The more I think about that, the harder it is to wrap my head around it, and not because I am some sort of sanctimonious, in-your-face vegan/PETA person. It's just... that is a LOT of meat.
After all, there are only 365 days in a year. Which means the average American is eating almost three-quarters of a pound of meat per day!
Wow.
Head below the tangerine tumbleweed for more musings on meat.
In 2007, The New Scientist Magazine published a study led by Akifumi Ogino of the National Institute of Livestock and Grassland Science in Tsukuba, Japan. It reported that producing a kilogram of beef (that's about 2.2 pounds)
...produces more greenhouse gas emissions and other pollution than driving a car for 3 hours while leaving all the lights at home...
Our average American, then, eats 5.19 pounds of meat a week, the impact of which is equivalent to to driving for more than 6 hours, with all the lights blazing in their home. Per person. Every week.
Run that out for a full year, and you get to a stunning emissions impact of 312 hours of driving a car per average American person per year. Just from eating meat.
Wow. Again.
This excellent piece from the Guardian last December starts strong and surprising:
Curbing the world’s huge and increasing appetite for meat is essential to avoid devastating climate change, according to a new report. But governments and green campaigners are doing nothing to tackle the issue due to fears of a consumer backlash, warns the analysis from the think tank Chatham House.
I'm not sure we have the luxury of cowering in the face of consumer wrath. Saskia Sassen, in her book "Expulsions: Brutality and Complexity in the Global Economy” (excerpted
here on Salon.com) argues that what governments are doing currently is simply not enough to halt the trajectory of climate change.
And she isn't alone in sounding the alarm that we are NOT on track halt or even slow climate change if we continue doing what we are doing.
I think we need to understand - and quickly - that we aren't going to be able to rely on government action and market forces acting on corporations to slash emissions enough to make a difference. We - each one of us, acting individually - needs to make changes. Summed over millions of people changing in concert, it may make a difference.

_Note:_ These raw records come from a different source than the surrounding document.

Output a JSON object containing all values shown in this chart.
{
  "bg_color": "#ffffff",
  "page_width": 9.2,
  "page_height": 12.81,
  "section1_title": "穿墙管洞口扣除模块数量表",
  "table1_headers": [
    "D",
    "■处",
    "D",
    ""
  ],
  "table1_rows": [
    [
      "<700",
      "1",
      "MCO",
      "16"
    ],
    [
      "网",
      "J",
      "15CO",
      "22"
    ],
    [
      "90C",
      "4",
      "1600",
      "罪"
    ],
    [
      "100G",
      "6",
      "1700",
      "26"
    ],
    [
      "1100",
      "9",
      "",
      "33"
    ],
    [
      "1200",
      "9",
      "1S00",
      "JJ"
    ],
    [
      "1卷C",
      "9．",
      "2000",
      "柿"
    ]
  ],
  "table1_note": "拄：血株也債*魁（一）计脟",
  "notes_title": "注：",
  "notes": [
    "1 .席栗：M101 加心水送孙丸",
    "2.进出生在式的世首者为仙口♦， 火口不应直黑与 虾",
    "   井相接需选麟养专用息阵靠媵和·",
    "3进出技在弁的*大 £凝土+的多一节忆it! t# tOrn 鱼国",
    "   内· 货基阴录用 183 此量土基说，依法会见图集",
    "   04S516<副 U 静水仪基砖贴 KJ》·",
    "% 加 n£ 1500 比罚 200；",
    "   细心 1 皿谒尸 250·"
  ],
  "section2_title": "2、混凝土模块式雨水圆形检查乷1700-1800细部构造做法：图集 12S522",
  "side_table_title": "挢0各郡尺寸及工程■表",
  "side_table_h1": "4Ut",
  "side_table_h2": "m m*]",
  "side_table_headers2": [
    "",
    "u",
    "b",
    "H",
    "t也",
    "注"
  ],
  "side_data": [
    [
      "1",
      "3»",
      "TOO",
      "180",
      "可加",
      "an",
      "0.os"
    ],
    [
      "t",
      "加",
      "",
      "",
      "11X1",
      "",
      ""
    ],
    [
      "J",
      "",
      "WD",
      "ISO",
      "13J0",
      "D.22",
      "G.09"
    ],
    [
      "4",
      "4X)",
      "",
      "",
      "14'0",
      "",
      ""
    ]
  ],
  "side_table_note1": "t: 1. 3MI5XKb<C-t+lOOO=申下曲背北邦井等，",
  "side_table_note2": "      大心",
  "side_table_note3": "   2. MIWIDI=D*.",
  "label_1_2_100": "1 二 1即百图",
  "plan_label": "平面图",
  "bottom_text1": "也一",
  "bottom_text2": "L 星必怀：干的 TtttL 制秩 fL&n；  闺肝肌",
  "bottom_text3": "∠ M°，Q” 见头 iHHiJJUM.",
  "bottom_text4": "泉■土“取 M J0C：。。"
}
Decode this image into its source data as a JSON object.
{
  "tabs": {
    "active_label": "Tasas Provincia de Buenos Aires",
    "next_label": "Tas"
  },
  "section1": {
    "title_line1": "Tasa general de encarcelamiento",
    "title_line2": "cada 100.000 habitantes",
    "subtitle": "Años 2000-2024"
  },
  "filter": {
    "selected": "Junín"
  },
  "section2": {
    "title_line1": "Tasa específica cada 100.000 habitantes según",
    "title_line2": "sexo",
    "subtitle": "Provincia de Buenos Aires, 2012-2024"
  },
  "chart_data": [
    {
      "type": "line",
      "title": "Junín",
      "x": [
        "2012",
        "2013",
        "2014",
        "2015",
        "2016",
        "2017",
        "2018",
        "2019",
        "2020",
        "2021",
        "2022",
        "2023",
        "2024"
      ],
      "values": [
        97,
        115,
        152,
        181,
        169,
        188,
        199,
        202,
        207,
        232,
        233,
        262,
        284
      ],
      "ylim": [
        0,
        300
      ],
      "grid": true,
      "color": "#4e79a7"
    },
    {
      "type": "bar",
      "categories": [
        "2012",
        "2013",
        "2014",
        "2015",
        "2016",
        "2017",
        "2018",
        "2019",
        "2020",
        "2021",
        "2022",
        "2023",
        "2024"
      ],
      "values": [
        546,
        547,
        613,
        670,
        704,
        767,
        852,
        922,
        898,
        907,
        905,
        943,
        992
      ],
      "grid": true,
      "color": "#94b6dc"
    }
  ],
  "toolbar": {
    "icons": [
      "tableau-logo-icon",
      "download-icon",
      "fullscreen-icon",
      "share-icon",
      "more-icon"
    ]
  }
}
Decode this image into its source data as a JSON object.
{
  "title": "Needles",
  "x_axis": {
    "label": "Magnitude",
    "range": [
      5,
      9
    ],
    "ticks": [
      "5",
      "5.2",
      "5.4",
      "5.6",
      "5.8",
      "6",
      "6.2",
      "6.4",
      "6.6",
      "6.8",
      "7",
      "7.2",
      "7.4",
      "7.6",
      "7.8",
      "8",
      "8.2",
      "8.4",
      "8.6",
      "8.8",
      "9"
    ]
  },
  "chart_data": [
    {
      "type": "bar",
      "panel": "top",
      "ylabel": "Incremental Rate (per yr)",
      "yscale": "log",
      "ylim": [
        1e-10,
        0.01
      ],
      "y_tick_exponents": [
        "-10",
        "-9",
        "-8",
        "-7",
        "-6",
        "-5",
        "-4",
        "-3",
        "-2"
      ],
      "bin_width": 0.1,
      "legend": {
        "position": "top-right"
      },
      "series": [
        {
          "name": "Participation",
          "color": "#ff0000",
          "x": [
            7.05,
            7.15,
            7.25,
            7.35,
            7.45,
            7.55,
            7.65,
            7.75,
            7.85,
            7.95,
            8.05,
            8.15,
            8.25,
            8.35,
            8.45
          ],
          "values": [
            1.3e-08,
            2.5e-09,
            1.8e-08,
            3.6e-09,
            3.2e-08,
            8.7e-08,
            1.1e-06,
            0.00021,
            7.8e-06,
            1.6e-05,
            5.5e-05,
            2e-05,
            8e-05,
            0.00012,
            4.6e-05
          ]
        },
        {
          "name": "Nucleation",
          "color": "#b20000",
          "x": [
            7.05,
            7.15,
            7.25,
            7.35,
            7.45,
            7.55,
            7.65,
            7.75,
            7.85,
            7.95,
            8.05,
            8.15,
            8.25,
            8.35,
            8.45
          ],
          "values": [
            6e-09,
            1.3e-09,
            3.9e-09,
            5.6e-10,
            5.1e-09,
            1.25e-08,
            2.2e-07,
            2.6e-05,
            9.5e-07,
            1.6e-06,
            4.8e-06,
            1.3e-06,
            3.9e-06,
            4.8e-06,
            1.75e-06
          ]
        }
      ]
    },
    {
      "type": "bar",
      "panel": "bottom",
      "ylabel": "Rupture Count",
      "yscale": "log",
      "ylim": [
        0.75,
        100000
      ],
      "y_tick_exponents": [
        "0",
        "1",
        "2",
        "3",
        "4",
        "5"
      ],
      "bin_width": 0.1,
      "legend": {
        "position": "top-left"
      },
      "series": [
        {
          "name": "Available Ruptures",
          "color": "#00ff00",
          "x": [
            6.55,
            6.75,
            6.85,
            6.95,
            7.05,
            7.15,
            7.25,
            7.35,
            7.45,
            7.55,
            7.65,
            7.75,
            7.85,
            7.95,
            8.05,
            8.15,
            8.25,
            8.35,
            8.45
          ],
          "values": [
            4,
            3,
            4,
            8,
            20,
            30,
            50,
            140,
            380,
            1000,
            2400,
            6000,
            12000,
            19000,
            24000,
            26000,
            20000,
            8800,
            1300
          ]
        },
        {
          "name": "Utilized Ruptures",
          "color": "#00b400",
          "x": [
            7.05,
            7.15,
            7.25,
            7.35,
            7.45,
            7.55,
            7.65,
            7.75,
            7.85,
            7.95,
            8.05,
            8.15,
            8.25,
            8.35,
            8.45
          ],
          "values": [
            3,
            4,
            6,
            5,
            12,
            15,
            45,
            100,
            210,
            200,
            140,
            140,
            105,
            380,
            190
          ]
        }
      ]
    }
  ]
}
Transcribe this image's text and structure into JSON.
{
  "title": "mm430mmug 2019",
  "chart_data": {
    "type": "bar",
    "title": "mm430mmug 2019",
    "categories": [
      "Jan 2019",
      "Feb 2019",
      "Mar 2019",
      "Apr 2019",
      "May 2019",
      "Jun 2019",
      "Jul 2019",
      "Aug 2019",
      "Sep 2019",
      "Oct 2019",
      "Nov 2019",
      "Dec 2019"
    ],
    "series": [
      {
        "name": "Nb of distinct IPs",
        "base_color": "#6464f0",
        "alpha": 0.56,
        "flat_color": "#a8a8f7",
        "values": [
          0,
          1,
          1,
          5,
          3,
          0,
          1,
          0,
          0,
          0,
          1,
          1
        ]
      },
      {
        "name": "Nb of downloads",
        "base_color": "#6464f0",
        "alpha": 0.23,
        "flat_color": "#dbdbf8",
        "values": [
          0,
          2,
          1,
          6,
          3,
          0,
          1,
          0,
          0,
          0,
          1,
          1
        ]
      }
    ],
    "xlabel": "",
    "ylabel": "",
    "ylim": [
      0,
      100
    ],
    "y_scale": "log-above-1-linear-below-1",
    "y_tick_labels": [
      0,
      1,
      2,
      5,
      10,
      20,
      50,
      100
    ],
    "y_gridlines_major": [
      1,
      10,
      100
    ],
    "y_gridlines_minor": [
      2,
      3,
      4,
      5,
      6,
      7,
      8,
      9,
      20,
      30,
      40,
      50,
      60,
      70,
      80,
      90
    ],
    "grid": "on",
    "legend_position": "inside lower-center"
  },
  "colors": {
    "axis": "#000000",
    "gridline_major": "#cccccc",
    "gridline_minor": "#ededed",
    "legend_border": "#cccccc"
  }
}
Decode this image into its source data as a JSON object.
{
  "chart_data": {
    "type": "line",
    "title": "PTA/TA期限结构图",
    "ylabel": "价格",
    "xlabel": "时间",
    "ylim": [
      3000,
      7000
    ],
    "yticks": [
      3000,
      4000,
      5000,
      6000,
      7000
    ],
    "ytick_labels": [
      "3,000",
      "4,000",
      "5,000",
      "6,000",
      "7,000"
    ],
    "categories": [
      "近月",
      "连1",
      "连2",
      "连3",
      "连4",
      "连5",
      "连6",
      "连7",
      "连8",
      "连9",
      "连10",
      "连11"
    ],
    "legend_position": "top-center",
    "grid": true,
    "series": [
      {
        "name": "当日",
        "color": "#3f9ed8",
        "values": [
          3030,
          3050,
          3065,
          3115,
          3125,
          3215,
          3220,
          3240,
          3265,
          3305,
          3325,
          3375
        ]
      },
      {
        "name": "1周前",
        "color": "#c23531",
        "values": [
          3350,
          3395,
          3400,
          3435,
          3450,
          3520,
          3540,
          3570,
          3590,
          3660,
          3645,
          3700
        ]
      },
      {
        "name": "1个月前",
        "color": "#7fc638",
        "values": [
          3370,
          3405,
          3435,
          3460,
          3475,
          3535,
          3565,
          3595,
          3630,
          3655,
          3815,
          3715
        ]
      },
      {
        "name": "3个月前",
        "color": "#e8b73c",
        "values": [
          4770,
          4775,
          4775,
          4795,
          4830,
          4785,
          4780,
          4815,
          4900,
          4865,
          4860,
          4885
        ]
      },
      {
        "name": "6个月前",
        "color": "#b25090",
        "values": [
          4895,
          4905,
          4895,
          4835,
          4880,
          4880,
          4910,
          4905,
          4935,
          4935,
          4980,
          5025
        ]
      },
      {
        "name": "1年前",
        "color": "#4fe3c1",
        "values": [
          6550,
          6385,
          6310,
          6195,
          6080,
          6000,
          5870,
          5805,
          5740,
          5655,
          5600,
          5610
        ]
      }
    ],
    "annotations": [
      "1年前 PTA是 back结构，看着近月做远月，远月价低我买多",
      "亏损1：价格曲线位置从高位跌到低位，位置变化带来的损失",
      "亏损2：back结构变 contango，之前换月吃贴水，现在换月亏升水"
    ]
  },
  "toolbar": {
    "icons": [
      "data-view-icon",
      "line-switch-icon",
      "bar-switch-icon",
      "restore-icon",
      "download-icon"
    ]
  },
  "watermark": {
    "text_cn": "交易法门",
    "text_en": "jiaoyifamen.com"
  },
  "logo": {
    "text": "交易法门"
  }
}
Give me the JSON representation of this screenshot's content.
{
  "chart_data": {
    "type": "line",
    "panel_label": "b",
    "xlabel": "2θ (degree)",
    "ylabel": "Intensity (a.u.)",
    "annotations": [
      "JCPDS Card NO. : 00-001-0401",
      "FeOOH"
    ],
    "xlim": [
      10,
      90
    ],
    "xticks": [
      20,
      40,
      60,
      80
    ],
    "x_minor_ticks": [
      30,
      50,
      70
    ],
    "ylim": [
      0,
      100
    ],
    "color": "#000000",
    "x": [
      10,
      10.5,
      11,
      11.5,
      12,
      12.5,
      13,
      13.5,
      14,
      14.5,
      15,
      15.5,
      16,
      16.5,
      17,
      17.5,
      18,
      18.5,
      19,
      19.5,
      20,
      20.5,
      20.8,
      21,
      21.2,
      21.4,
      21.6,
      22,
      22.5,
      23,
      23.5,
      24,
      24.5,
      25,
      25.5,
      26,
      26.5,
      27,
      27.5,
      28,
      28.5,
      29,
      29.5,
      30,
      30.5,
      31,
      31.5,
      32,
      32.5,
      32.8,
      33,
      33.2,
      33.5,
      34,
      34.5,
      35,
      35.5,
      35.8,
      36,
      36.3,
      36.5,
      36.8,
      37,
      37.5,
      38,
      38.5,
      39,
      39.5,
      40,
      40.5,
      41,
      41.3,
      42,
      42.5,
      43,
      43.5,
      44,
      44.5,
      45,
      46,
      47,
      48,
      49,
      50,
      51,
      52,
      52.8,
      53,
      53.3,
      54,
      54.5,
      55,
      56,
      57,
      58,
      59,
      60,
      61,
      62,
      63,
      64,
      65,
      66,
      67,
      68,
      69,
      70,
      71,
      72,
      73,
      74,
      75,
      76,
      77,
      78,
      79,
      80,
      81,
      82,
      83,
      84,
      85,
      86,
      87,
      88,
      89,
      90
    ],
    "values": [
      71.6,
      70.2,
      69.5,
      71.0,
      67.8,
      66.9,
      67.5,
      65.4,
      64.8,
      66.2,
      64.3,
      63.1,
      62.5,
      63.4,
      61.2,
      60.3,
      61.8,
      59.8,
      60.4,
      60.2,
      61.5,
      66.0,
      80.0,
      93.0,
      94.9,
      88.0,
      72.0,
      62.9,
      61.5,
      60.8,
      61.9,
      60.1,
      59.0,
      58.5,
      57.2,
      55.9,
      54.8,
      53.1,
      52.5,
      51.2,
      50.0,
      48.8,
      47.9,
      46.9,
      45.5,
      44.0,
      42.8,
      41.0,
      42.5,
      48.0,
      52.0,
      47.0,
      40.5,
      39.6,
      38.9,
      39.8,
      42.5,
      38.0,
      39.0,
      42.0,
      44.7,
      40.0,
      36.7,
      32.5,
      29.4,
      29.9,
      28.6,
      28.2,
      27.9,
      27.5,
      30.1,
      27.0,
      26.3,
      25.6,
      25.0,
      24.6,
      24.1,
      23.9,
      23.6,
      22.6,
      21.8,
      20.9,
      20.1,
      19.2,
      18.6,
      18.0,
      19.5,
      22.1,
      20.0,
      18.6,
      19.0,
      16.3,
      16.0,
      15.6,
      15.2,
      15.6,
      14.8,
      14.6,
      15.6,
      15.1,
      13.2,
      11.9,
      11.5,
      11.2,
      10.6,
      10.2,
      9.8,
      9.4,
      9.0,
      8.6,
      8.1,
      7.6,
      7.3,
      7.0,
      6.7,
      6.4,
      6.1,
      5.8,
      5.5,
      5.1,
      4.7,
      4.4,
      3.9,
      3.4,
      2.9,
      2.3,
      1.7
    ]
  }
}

People's diets are incredibly personal to them. I learned that the hard way when I was vegan. While I kept my trap shut about my diet as much as possible, it was sometime unavoidable to mention the fact that I didn't eat meat or dairy, and the resulting interactions were rarely pleasant.
Reactions ranged from incomprehension (“Dairy doesn’t count, right?”) to divinely moronic (“But chicken isn’t meat!”) to horror (“You don’t eat ANY meat?!”) to a strangely bellicose stance, as if I’d said not simply “No thanks,” but “No thanks – AND YOU CAN”T HAVE ANY EITHER!” This belligerence was often married to a fiercely proprietary attitude (“I couldn’t LIVE without MY BACON!” or “No one’s taking away MY STEAK!”) that put me back on my heels a tad.
I never proselytized. I never urged anyone else to try it out. I just sometimes got pinned in social situations and had to admit that I was vegan. And having been through that, I realize that the phrase "consumer backlash" might be a tad tame.
What you eat each day is one of the most personal decisions you make. You are nourishing your one and only body with foods that link you to your cultural traditions, your family history, your memories, and the sensuous realm of your senses. Your tastes are unique, individual, and particular. There is something deep and ineffable about food choices. They are an essential expression of self, and of agency. Being told to change - or even being on the receiving end of a suggestion that you might change what you eat - is, to many people, a hugely impertinent affront.
But I'm making that suggestion. I am being impertinent, and suggesting that we eat less meat.
To quote Mikko Alanne again:
If everyone in the United States ate a vegetarian diet for seven days, they would save around 700 megatons of greenhouse gas emissions. That would be the same as removing all the cars off the roads in the US.
So I am very sorry to be impertinent, but it would be worth it. Wouldn't it?